Activation of KSHV lytic cycle genes by KSHV/Rta. (A) KSHV/Rta stimulates expression of PAN RNA. Replicate aliquots of 2.5 × 10⁷ BC-1 cells were transfected with 10 μg of KSHV/genomic Rta or KSHV/K8 (8, 10, 12). RNA prepared at the times indicated after transfection was analyzed by Northern blotting by using probes specific for PAN RNA and the H1 component of RNase P. (B) KSHV/Rta stimulates expression of KSHV/K8 and KSHV/sVCA (ORF 65). The analysis of KSHV/K8 was carried out in BC-1 cells; RNA was harvested 48 h after transfection.

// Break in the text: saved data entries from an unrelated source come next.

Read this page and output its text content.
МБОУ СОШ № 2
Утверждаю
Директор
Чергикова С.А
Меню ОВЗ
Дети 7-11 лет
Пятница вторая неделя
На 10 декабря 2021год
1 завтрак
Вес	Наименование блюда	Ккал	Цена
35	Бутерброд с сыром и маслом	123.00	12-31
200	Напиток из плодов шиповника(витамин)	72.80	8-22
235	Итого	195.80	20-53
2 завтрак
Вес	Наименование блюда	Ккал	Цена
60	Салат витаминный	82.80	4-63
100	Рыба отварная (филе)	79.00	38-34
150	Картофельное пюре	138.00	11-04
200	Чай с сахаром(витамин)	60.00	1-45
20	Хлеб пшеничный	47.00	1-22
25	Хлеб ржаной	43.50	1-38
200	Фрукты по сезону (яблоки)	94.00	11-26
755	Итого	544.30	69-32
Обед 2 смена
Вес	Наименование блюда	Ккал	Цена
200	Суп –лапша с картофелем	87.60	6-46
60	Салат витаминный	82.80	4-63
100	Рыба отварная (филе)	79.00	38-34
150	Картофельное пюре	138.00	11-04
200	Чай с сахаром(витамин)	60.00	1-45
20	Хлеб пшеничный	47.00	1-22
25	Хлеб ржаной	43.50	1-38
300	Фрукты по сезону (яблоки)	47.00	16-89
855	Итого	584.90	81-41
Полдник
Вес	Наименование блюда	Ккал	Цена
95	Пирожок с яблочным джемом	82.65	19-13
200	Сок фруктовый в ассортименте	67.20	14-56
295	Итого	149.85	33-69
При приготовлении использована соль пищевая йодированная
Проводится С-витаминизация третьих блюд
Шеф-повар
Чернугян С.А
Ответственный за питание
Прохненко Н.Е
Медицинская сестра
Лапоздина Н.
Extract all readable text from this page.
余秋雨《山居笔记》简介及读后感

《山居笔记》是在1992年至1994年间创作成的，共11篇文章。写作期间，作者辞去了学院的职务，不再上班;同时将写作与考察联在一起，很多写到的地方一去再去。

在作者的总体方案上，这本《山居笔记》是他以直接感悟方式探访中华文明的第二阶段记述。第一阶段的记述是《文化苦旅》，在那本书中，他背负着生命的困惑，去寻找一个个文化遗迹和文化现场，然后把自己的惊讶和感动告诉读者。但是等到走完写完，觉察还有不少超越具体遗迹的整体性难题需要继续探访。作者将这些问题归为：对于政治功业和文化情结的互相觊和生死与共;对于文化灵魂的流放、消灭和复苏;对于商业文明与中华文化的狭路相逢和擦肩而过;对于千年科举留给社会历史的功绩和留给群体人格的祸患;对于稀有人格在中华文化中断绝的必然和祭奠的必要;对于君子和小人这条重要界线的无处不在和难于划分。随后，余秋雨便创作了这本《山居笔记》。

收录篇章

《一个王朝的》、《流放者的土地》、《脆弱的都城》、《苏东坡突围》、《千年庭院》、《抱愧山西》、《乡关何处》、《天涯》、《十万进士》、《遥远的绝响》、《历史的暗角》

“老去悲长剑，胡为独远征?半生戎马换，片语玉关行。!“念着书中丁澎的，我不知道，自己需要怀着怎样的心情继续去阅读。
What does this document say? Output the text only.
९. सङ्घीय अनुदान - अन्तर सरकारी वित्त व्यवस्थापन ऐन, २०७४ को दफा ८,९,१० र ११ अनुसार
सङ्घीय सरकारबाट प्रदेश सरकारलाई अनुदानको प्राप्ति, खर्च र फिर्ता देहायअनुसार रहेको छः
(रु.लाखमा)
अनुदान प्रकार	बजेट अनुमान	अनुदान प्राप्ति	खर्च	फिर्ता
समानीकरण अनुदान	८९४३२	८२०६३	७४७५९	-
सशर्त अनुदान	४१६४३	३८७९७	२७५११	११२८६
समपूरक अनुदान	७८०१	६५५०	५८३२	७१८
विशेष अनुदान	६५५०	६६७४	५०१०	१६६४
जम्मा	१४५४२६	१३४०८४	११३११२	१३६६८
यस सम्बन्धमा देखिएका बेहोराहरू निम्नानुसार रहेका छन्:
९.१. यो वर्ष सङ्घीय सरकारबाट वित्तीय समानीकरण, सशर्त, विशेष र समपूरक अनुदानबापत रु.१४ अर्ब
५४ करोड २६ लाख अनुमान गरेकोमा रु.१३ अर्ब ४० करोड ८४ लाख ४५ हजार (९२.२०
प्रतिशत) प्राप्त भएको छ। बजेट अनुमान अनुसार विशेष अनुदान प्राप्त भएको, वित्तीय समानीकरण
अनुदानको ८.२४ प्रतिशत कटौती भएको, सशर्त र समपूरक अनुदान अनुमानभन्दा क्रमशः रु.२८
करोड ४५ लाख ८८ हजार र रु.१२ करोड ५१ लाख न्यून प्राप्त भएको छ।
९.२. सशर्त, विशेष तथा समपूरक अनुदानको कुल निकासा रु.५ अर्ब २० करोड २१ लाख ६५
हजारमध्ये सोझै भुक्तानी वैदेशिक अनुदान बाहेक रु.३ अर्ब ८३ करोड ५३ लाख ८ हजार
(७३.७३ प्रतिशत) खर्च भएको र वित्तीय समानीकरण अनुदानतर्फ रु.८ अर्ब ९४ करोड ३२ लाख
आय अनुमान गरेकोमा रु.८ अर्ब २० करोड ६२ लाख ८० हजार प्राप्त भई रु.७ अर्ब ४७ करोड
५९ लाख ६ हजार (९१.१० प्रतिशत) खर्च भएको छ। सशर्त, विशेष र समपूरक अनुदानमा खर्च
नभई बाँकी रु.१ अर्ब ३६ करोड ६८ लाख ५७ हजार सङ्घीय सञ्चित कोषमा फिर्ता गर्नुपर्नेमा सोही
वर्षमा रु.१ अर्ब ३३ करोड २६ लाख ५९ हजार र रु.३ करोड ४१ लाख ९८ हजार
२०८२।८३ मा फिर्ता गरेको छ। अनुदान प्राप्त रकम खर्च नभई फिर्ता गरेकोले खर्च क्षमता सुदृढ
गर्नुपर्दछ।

The analysis of KSHV/sVCA was carried out in BCBL-1 cells; the RNA was prepared 96 h after transfection. (C) KSHV/Rta cDNA activates expression of viral IL-6. BC-1 cells were transfected with plasmids containing KSHV/Rta in the genomic configuration (g), in the cDNA configuration (c), in the genomic configuration in the reverse orientation (rev), or in the genomic configuration with a stop codon mutation (mut). The expression plasmids pRTS and pcDNA3.1 were used as negative controls. RNA prepared 24 h after transfection was analyzed by Northern blotting with probes specific for viral IL-6, PAN RNA and RNase P. (D) Response of PAN RNA expression following transfection of different amounts of KSHV/gRta expression plasmid into HH-B2 cells.

Figure 4

Specificity of reactivation of two gamma-herpesviruses, KSHV and EBV, in dually infected primary effusion lymphoma cells. BC-1 cells were transfected with KSHV/Rta or EBV/Rta or EBV/Z. RNAs prepared 24 h after transfection were analyzed for transcripts of KSHV/IL-6 and EBV/BMRF1.